Politische Diskussion

Nach dem Skandal in Dresden haben die Datenschutzbeauftragten von Bund und Ländern eine Einschränkung der nicht-individualisierten Funkzellenabfrage gefordert. Auch die Grünen fordern eine rechtsstaatliche und bürgerrechtskonforme Ausgestaltung, während allein die Linke die nicht-individualisierte Funkzellenabfrage abschaffen möchte.

Beide Gesetzentwürfe werden am 8. Februar 2012 in einer Anhörung des Rechtsausschusses im Bundestag behandelt. Wie immer bei Anträgen der Opposition jedoch ohne irgendwelche Folgen.

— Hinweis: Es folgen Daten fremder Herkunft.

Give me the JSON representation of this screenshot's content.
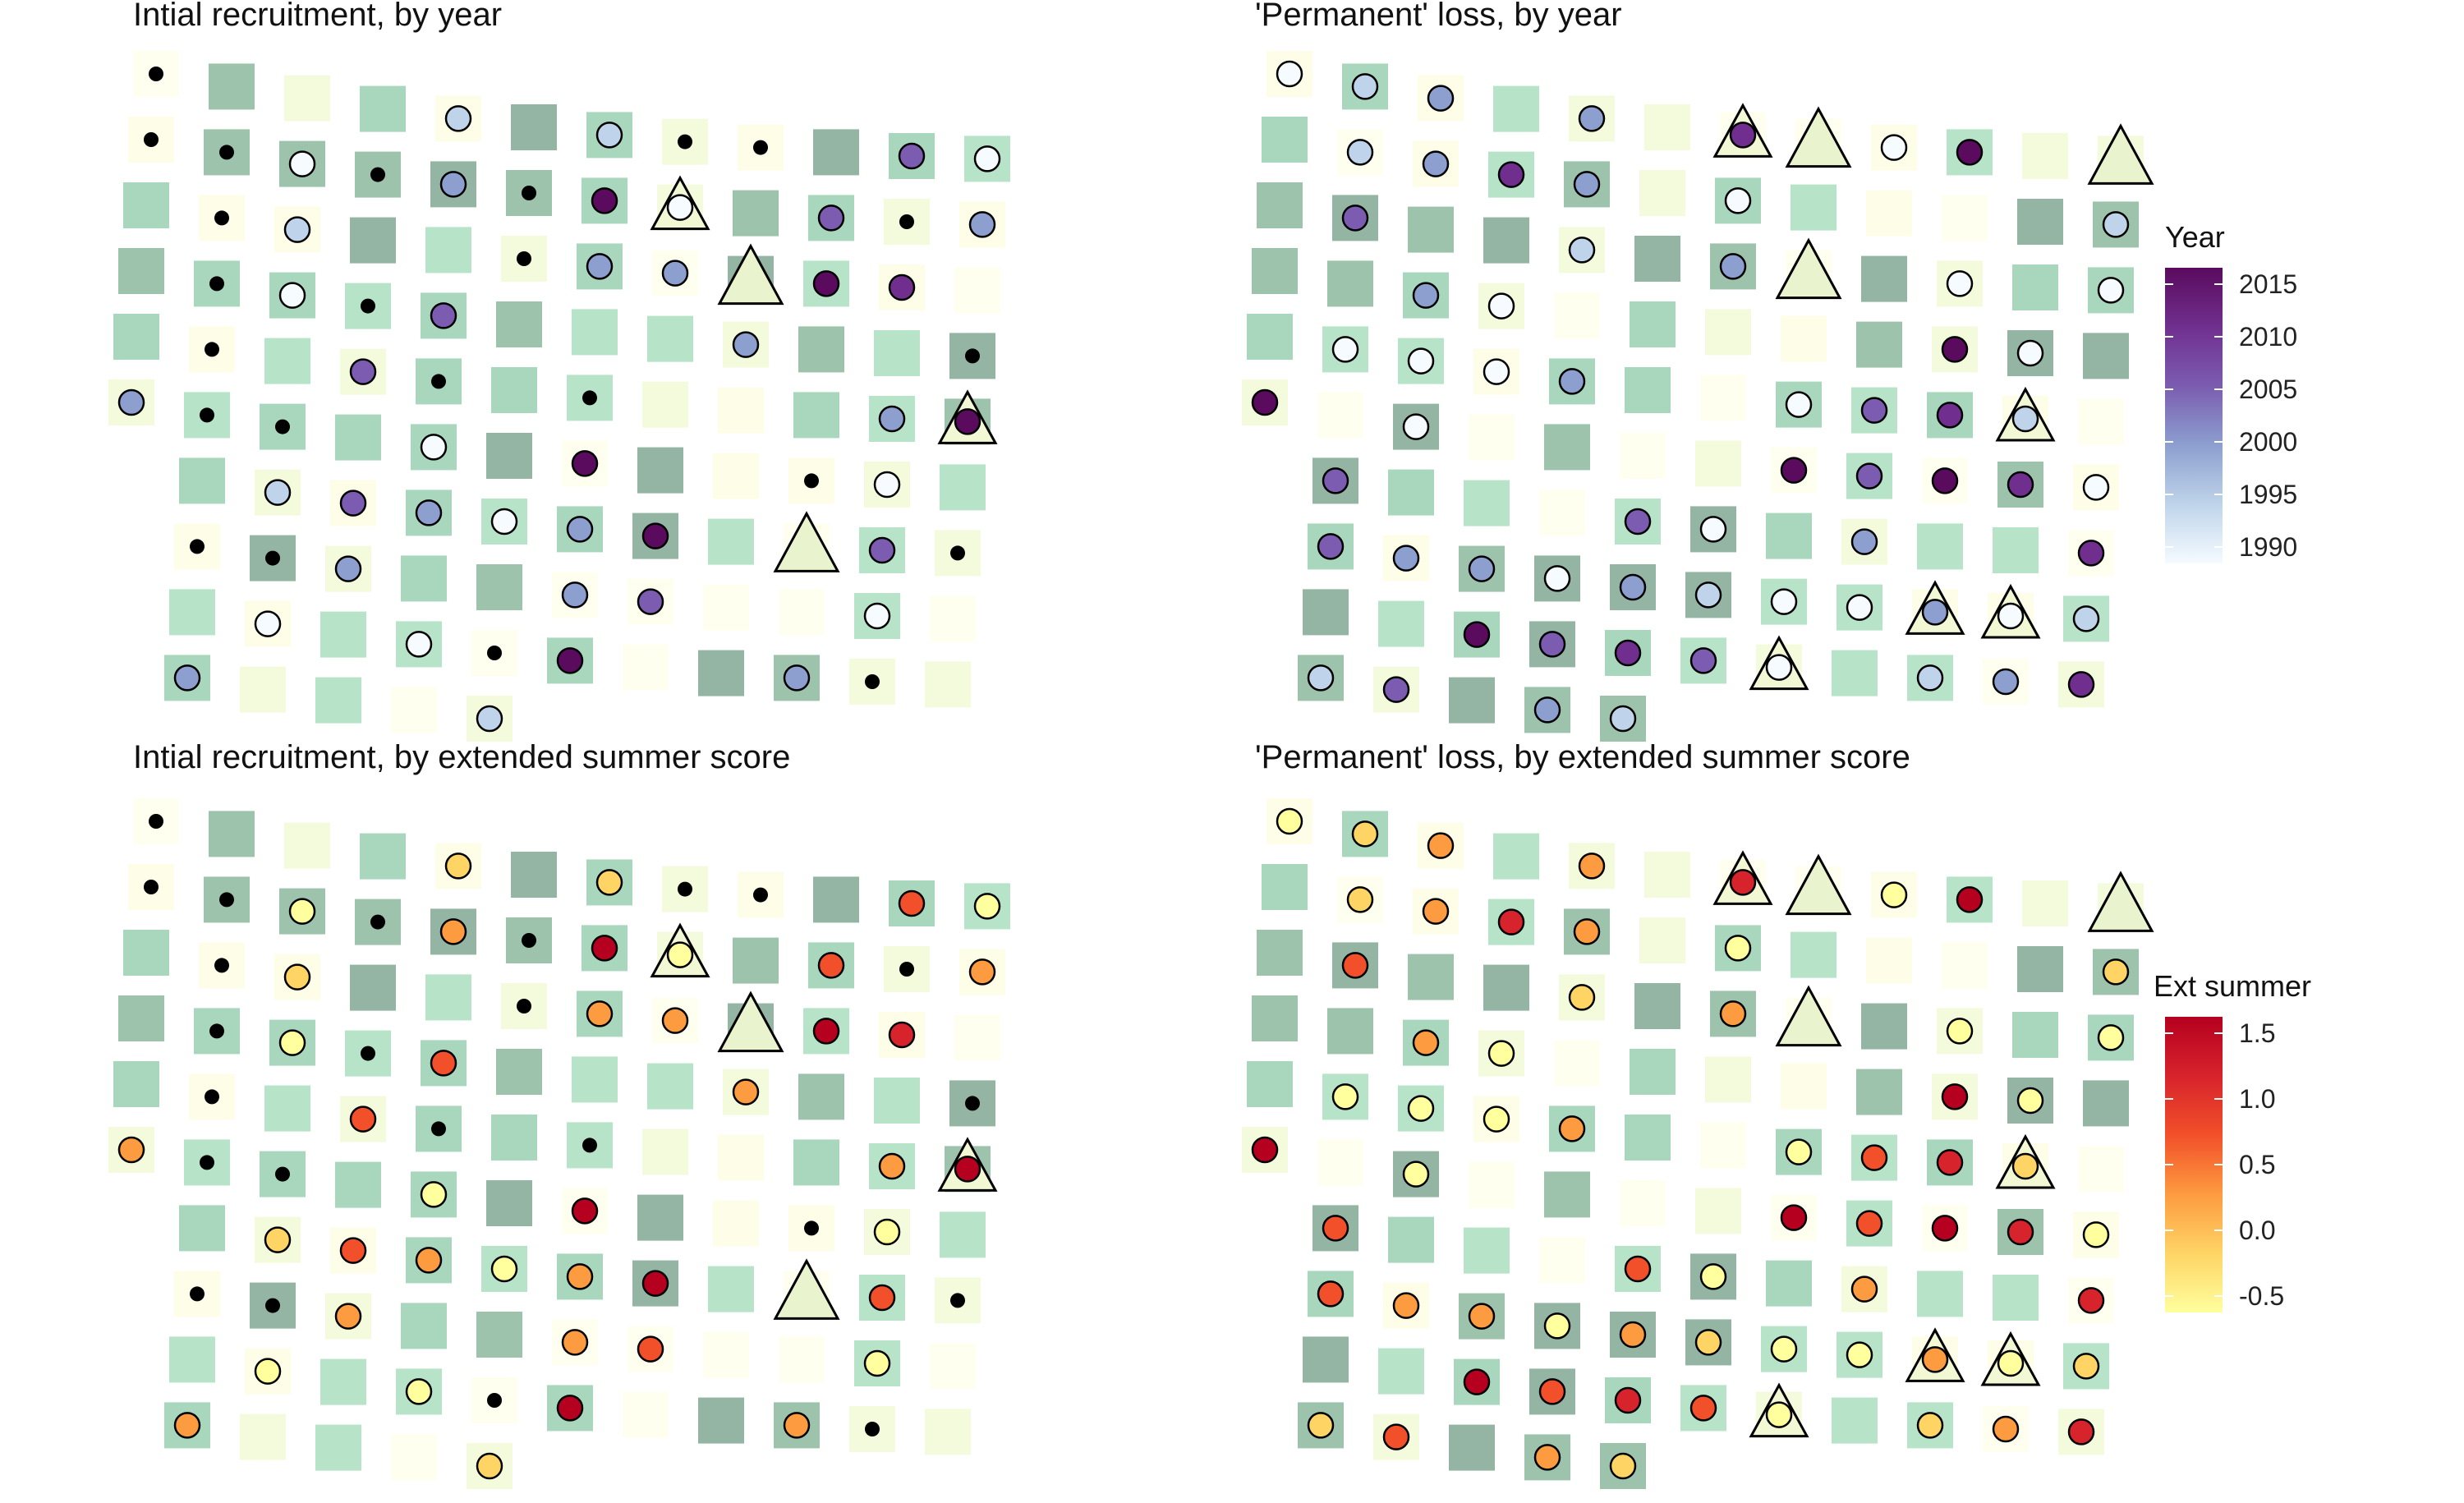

Leider haben wir auf unsere Anfragen bei den verantwortlichen Stellen keine Antworten auf unsere Fragen erhalten. Wie viele dieser nicht-individualisierten Funkzellenabfragen gibt es? Wie viele Datensätze werden herausgegeben? Bei welchen Straftaten? Wie viele Menschen sind davon betroffen? Wie viele wurden davon informiert? Wie hoch ist die Aufklärungsquote? Vielleicht möchte ja die ein oder andere Fraktion des ein oder anderen deutschen Parlaments mal ihre Regierung befragen.

Gegen die Vorratsdatenspeicherung

Der vorliegende Fall illustriert, was die manchmal abstrakte Vorratsdatenspeicherung wirklich bedeutet.

Die rechtliche Grundlage der nicht-individualisierten Funkzellenabfrage wurde bereits 2001 kurz nach dem 11. September von der rot-grünen Bundesregierung geschaffen und war ursprünglich befristet, wurde aber immer wieder verlängert. Mit dem Gesetz zur Vorratsdatenspeicherung wurde die Befristung im Jahr 2007 komplett abgeschafft.

Auch das Urteil des Bundesverfassungsgerichts im März 2010 änderte daran nichts. Das Gericht untersagte darin nur die Verpflichtung zur Speicherung, die Anbieter speichern aber auch ohne Verpflichtung freiwillig weiter. Und die Behörden nutzen diese Daten fleissig.

De facto gibt es also auch im Bereich Mobilfunk immer noch eine Speicherung von Daten auf Vorrat, ergo Vorratsdatenspeicherung. Und diese Daten werden viel umfassender genutzt als uns in der Diskussion um die Vorratsdatenspeicherung immer verkauft werden soll. Jeder kann betroffen sein.